OT: Sci-fi (was RE: Ultra-portable terminals)
Jay R. Ashworth
jra at baylink.com
Wed Aug 2 09:32:54 PDT 2006
On Fri, Jul 28, 2006 at 02:05:52PM -0400, Fairlight wrote:
> Well it's not intentional. Sure, things leave my keybord with my personal
> viewpoint imprinted upon them. That's different than setting up either a
> virtual pulpit or a public diary. I've considered doing the whole weblog
> thing and in the end my analysis still comes down to, "And -who- exactly is
> going to give a damn enough to read it that I should waste my time
> maintaining one instead of gaming?"
Well, finding that out is sort of the point, isn't it? :-)
> That's wrong on so many levels. I mean, I guess it's a continuation of
> acknowledging and making definitions of slang words available to all
> through the dictionary. But has anyone noticed a significant uptick
> in slang and bastardised words in the last decade?
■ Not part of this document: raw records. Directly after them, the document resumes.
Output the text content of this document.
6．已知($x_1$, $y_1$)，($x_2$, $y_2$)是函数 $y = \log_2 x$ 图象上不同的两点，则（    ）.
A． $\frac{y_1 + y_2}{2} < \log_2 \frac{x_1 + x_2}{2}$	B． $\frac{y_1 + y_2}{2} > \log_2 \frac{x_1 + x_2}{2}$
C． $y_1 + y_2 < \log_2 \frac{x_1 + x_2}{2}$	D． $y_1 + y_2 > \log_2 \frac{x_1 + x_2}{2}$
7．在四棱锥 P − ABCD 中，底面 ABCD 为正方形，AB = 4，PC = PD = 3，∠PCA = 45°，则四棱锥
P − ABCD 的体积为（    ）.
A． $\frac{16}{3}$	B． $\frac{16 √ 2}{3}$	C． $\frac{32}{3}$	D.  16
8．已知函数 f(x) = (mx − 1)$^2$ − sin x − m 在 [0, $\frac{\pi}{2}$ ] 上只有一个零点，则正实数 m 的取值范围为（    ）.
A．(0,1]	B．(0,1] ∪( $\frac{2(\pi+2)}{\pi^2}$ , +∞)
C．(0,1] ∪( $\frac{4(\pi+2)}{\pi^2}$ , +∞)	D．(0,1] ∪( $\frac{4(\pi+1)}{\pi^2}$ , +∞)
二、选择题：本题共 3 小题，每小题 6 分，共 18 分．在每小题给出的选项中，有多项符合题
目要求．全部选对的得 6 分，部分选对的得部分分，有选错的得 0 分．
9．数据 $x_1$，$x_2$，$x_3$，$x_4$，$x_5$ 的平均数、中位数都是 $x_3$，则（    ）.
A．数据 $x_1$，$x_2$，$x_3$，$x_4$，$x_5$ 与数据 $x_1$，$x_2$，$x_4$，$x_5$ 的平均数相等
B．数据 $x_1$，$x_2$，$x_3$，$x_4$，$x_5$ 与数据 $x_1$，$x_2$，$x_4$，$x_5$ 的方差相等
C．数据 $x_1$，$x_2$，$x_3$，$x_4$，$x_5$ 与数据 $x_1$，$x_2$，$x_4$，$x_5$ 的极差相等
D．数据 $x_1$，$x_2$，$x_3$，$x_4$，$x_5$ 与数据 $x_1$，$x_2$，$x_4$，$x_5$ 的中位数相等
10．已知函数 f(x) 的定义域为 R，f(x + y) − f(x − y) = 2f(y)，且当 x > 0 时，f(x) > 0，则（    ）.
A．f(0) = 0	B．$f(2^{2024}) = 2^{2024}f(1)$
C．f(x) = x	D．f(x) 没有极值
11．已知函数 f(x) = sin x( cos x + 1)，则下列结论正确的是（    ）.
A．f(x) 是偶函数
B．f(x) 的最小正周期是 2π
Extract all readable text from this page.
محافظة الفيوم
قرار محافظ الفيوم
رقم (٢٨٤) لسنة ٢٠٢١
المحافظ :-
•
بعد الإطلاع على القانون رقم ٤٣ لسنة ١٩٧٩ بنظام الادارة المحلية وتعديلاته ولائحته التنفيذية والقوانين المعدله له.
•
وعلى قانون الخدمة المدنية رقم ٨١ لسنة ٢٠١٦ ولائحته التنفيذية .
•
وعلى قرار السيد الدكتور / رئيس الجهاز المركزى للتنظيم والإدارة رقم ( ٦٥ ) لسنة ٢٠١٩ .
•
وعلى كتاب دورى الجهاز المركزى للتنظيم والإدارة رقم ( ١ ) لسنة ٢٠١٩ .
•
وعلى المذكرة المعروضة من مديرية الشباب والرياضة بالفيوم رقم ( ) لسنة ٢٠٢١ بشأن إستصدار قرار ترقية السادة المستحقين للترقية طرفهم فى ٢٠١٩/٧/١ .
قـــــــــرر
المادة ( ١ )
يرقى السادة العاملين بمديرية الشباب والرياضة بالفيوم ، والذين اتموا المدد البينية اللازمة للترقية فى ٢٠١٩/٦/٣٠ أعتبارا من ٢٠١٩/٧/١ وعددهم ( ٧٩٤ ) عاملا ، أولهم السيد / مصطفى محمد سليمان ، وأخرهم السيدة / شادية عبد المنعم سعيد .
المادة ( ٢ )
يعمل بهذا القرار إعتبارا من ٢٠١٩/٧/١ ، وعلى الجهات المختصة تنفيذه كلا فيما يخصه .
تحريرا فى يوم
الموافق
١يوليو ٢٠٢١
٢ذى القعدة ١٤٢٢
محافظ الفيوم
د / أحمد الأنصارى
It's also not just
> coming from the tech crowd, but largely from (not to be racist) ebonics,
> the hip-hop scene, the drug scene, etc. I mean, do you know how long it
> took me to find out exactly what a "phat spliff" was?! The spoof of a
> Delta commercial has more examples than I care to count (but is absolutely
> hilarious to me for some reason--I think it's the realistic way the
> announcer did it straight-faced like it was perfectly normal).
You speak truthiness, sir.
> I roll contradictorily roll my eyes at the French take on maintaining the
> cultural purity of their language, to the extent they won't even use the
> word "email" (they have their own French version),
And, amusingly enough, (another version of) email is actually a French
loanword, IIRC.
> the French seem to be doing it out of pretentiousness, while I'm simply
> wishing people would remain intelligible.
They are intelligible. To each other.
They don't care what you think.
Language has many purposes.
> be almost another job. You can listen to one coloured person call another
> coloured person a name, and it's -not- derrogatory! Apparently, from what
> I gather, it's the difference between "er" and "ah" in the ending, and
> the fact that that community adopted the latter themselves.
It is neither of those. Many minority communities adopt the terms
which others use about them derogatorily as internal nicknames,
reclaiming them at least for their own use. Not too many jews call one
another 'kike', at least non-ironically, but it's not too uncommon, I
gather, to hear "wop" used in this fashion.
Again, only within the community.
It's an interesting discipline, sociological linguistics.
Cheers,
-- jra
--
Jay R. Ashworth jra at baylink.com
Designer Baylink RFC 2100
Ashworth & Associates The Things I Think '87 e24
St Petersburg FL USA http://baylink.pitas.com +1 727 647 1274
The Internet: We paved paradise, and put up a snarking lot.